Indulge me a quick personal story. Twice now, I’ve been duped by Facebook ads into ordering American-looking products (furniture polish and a blouse) that I later discovered came from China.
The packages arrived months late with return addresses written in Chinese that were indecipherable and unreturnable. The blouse was doll-sized with two different sleeve lengths. Instead of furniture polish, the crushed, toothpaste-sized box I received contained spackling compound with a pointed applicator.
I’m annoyed with Facebook for failing to disclose where their advertised products come from. I am angrier with the Chinese manufacturers who tricked me—twice. Shame on me if I fall for that again.
This lesson strikes me as a metaphor for the long-standing relationship between the United States and China. Time after time, the Chinese have taken advantage, deceived, and outright stolen from us. Our government response has been wishy-washy.
Chinese duplicity goes way back. Foreign policy experts figure that the Chinese theft of intellectual property from Americans costs the United States between $225 billion to $600 billion a year. The Chinese have long hacked into U.S. computers, stolen software and trade secrets, and illegally infringed on patents. For years, they have counterfeited American goods and sold them around the world—including right here in the United States. If a U.S. citizen had employed similar tactics, he or she would have risked a long prison term.

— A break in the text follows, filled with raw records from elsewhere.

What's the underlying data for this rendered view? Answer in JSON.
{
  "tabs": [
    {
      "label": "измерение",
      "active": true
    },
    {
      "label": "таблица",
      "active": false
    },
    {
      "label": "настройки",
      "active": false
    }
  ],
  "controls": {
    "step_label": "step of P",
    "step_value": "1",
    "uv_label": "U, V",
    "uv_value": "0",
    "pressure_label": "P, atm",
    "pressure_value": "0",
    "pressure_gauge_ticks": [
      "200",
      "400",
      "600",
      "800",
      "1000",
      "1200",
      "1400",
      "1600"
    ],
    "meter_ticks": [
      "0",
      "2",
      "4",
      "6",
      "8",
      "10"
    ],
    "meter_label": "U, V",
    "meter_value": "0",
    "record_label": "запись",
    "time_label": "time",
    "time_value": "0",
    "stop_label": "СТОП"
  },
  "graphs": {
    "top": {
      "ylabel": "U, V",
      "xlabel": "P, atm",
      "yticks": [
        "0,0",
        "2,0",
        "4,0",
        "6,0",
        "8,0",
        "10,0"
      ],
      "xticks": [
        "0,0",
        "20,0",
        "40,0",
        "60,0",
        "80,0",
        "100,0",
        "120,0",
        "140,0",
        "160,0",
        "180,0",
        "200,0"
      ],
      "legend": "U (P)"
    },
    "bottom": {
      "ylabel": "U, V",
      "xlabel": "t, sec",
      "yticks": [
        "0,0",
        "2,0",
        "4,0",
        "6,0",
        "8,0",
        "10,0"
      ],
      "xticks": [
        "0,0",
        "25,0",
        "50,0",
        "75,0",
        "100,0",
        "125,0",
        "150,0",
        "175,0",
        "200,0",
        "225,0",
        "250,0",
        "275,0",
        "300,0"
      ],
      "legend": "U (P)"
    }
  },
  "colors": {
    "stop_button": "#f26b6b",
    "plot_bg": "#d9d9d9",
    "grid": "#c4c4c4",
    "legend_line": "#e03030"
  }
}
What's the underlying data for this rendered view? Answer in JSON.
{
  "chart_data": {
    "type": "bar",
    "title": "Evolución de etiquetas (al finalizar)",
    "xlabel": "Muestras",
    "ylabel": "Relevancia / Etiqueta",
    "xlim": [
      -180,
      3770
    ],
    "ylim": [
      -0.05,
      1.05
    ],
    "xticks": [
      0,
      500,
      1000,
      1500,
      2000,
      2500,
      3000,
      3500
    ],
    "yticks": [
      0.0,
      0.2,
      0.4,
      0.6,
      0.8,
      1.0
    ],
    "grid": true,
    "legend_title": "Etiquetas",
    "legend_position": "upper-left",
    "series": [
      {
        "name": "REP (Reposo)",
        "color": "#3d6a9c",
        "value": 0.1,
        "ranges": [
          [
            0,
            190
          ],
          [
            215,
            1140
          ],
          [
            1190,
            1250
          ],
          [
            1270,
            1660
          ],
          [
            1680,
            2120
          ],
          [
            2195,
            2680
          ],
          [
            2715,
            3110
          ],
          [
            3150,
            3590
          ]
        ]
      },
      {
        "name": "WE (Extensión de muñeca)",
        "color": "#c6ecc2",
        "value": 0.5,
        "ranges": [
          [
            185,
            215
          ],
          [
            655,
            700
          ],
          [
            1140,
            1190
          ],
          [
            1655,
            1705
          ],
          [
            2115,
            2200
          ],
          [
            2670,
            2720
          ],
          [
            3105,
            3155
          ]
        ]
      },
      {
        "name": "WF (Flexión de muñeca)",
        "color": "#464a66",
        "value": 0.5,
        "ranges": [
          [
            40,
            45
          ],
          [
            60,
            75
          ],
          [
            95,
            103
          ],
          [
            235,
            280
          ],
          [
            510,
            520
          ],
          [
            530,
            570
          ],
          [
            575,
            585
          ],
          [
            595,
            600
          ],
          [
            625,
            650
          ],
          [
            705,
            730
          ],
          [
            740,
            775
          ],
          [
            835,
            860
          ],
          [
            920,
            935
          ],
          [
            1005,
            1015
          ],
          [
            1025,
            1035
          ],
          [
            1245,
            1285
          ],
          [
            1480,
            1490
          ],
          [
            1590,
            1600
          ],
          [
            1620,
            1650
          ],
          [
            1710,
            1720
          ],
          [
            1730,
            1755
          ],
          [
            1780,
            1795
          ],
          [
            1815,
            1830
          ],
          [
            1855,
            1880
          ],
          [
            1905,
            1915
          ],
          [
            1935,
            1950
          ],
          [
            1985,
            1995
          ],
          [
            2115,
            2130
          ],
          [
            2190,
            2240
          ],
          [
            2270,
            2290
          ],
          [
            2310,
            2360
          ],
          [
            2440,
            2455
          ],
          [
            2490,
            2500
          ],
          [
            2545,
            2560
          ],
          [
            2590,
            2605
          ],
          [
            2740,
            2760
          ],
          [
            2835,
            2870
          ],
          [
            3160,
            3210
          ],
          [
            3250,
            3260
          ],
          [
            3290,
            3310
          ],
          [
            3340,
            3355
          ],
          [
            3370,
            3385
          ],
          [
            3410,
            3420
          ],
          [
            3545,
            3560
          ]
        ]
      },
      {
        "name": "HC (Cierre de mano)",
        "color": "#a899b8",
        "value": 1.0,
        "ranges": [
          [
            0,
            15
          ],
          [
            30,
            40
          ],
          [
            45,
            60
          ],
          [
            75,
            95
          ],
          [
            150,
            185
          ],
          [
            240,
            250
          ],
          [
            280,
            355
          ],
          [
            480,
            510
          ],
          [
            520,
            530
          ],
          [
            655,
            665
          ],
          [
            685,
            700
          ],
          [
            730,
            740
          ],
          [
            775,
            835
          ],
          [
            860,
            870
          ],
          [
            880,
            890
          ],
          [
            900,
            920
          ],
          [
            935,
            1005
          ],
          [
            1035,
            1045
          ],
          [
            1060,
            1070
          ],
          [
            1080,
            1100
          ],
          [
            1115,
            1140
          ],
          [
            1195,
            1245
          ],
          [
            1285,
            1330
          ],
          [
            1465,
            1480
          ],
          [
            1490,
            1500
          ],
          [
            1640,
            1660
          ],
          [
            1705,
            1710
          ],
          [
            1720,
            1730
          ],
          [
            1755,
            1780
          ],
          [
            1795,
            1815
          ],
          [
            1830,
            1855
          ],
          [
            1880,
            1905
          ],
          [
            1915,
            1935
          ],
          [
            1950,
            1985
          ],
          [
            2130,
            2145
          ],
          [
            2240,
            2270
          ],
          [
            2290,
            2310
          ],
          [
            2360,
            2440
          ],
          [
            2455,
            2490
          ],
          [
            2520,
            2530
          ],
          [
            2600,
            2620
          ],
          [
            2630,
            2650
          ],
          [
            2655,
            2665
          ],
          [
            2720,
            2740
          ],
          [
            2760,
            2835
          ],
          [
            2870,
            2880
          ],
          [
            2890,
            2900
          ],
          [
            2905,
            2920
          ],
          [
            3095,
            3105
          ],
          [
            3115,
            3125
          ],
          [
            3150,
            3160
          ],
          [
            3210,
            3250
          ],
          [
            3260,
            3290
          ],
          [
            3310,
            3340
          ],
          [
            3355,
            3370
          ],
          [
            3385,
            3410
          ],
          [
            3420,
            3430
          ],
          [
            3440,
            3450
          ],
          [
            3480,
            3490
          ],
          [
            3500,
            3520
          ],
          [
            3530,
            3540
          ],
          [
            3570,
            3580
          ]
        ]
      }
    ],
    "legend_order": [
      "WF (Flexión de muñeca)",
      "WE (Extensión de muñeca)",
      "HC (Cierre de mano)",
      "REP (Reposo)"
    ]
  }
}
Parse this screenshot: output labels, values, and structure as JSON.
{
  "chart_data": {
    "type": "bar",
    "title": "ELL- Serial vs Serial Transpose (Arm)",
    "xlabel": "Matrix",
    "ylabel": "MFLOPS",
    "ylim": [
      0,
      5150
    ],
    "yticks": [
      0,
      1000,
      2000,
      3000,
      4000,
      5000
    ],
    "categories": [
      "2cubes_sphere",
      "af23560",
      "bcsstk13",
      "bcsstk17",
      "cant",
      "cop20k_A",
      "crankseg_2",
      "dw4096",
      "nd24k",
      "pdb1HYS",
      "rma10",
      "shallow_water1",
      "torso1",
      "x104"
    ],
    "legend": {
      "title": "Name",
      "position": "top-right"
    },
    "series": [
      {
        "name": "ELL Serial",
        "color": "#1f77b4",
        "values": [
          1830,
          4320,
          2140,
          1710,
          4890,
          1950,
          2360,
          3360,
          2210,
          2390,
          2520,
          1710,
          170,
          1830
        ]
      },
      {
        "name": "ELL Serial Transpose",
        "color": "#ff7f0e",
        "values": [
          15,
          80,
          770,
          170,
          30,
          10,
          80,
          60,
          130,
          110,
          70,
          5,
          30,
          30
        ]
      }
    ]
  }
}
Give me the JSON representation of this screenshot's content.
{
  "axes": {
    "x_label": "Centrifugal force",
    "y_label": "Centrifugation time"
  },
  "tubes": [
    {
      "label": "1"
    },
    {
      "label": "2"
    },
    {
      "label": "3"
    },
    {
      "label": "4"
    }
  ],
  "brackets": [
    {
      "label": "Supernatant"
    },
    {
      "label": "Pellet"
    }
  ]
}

The Chinese have also long practiced unfair trade tactics by forcing their grossly underpaid citizens to produce products that other countries could never duplicate without resorting to slave labor. They have slapped exorbitant tariffs on U.S. goods headed into China, thus putting a chokehold on American companies hoping to tap into the massive Chinese market.
Now, there’s COVID-19.
It is clear we have allowed our country to become overly reliant on Chinese goods and services, and the very health of America is at stake.
Realize that China controls production of a massive amount of the world’s medicines, medicinal compounds, and medical supplies and equipment. For example, 90 percent of our antibiotics, vitamin C, ibuprofen, and hydrocortisone is manufactured in China. About 70 percent of acetaminophen and about 45 percent of the blood thinner heparin come from China. About half of the safety masks made in the world come from China.
If we push the regime too hard on their hacking of U.S. trade secrets, if we harshly question them on their illogically low COVID-19 death rate or condemn them for currently hoarding face masks, we risk the possibility of serious Chinese retribution.
What if China, in a fit of parochial pique, decides to send us shoddy pharmaceuticals or medical equipment—or none at all?
There was a glimmer of hope that relations might begin to even out last fall when President Donald Trump optimistically told American farmers to buy more tractors and land because China had agreed to spend $40 billion a year on American agriculture products. However, recent estimates from Washington report China is not on track to buy that much. The current total of agriculture sales to Beijing is more like $14 billion. Duped again?
In this globalized economy, we cannot afford to write off relations with China. But I’ve learned my lesson. No more ordering from Facebook ads lest they be from a Chinese company. And I will try my best to buy nothing marked “made in China.”
China is not our friend. They unapologetically operate by a completely different standard of conduct. The fact that we have allowed ourselves to become so subservient to them—in business, in technology, in medicine—and allowed so many U.S. manufacturing jobs to ebb away to China, is maddening.
We are paying for it now. We will continue to pay for it in the future unless drastic changes are made.